Baldwin-Webb, a veteran of the First World War, was on the ship in a civilian capacity. Raised in Sutton Coldfield, he served for a time as a councillor in Birmingham, before being elected as Conservative MP for the Wrekin in 1931, defeating Labour incumbent Edith Picton-Turbervill.

He used his maiden speech in the House of Commons to move a motion urging the National Government of Ramsay MacDonald to create employment by carrying out public works in areas of the greatest need. He also secured concessions on unemployment insurance for workers in the sugar beet industry, a source of seasonal employment for many in the constituency.

But he was probably most fondly remembered for what became known as the ‘Baldwin-Webb trips’, day trips to London and seaside, which were also used to promote the Wrekin’s industry. It was estimated that between 5,000 and 7,000 people a year took advantage of the trips.

In the First World War, Baldwin-Webb served on the Western Front, taking part in the Battle of the Somme, and served on the staff of the Third and Fourth Armies of the British Expeditionary Force.

But Baldwin-Webb did not see active service during the Second World War, instead continuing to appear in Parliament.
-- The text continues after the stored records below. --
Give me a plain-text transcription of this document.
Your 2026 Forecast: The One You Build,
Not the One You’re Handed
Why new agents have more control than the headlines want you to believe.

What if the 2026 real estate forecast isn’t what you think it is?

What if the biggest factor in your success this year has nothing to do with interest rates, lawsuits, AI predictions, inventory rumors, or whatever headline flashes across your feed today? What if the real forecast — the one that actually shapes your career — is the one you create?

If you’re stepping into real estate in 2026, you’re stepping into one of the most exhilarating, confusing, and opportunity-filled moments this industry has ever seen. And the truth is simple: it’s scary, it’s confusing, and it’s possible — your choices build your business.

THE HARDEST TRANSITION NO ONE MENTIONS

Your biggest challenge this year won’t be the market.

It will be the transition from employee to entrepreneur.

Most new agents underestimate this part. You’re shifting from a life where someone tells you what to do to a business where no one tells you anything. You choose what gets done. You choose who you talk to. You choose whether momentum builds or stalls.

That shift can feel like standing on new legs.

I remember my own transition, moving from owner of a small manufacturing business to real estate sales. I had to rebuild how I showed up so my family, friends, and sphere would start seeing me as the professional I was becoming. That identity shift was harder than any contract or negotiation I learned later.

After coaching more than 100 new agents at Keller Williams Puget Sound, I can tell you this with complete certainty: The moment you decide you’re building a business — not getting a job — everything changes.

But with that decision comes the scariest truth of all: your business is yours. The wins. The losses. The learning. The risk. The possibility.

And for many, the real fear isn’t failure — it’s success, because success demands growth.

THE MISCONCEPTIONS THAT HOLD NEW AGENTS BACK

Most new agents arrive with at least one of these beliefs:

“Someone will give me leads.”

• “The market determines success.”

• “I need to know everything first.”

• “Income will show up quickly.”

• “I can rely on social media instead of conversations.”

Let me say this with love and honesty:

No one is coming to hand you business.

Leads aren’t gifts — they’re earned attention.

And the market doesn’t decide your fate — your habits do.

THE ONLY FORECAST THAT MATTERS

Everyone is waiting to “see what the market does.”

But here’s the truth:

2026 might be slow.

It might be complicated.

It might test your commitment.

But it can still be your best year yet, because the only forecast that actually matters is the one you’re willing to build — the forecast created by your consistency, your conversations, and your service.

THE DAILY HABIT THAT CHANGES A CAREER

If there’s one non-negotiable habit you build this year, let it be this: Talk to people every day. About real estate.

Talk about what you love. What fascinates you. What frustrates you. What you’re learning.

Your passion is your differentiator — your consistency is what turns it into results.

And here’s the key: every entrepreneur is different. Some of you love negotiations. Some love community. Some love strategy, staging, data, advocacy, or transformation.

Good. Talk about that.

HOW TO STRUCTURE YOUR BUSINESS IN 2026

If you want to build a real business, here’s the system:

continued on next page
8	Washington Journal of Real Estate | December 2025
But he later became involved with the British Volunteer Ambulance Corps, and was heading to do work for the Red Cross in Canada when he boarded Benares.

Few of the passengers aboard the ship would have been in any doubt it was a risky voyage, not even the youngest ones. Two of the children, Patricia ‘Pat’ Allen, 12, of Liverpool, and Michael Brooker, 10, from Kent were already described as ‘veterans’ by the other children, having survived a U-boat attack on SS Volendam, another evacuee ship. The Volendam did not sink and the children escaped in lifeboats, but it must have been a terrifying experience nonetheless. Pat returned home to discover her house had been destroyed.

Among the passengers were also a number dissidents fleeing the Nazis. Among them were Hungarian journalist Ernest Szekulesz, who survived. He would later recall seeing Baldwin-Webb help women and children into the lifeboats.

One of them, Ika Olden, was the wife of Rudolf Olden, a celebrated German journalist who had first exposed Nazi persecution of Jews as early as 1934. Ika was reluctant to enter the lifeboat without her husband, but Baldwin-Webb coaxed her into it. He persuaded Anne Fleetwood-Hesketh, wife of his parliamentary colleague Roger Fleetwood-Hesketh, to enter the lifeboat as well. Mrs Fleetwood-Hesketh had insisted that the children should go first, but eventually she reluctantly climbed into the same boat as Mrs Olden. Tragically, they both perished when the lifeboat capsized, while Roger Fleetwood-Hesketh survived.

Philosopher Anthony Quinton, and German writer Monkia Lanyi, whose husband perished in the disaster, watched Baldwin-Webb plunge from the deck, some 40-50 ft above, before landing in the water. Quinton, who later rose to fame as presenter of BBC Radio’s Round Britain Quiz, thought he saw Baldwin-Webb smile, before he fell ‘unmoving and lifeless in the water’.

The Shrewsbury Chronicle hailed Baldwin-Webb a hero for his selfless efforts to save other people ahead of himself, and he is commemorated in Parliament with a heraldic shield. Baldwin-Webb Avenue in Donnington is also named after him.

He died aged 46.

Seventy-seven of the 90 child evacuees perished, mostly from exposure. Four of the 10 children whose families had paid for them to be aboard the ship also died. Just 148 of the total 408 passengers survived.

The Germans insisted the ship was a legitimate target, and the Nazi propaganda machine claimed that Baldwin-Webb and Rudolf Olden were on a mission to persuade the neutral United States to enter the war. It claimed plans were in place for the ship to transport war materials back to Europe on the return voyage.

The Allies condemned the ‘barbaric’ actions of the Germans, and there was an outpouring of sympathy and support for those who had lost children in the sinking. Churchill was so distressed that he cancelled all future plans to evacuate children overseas.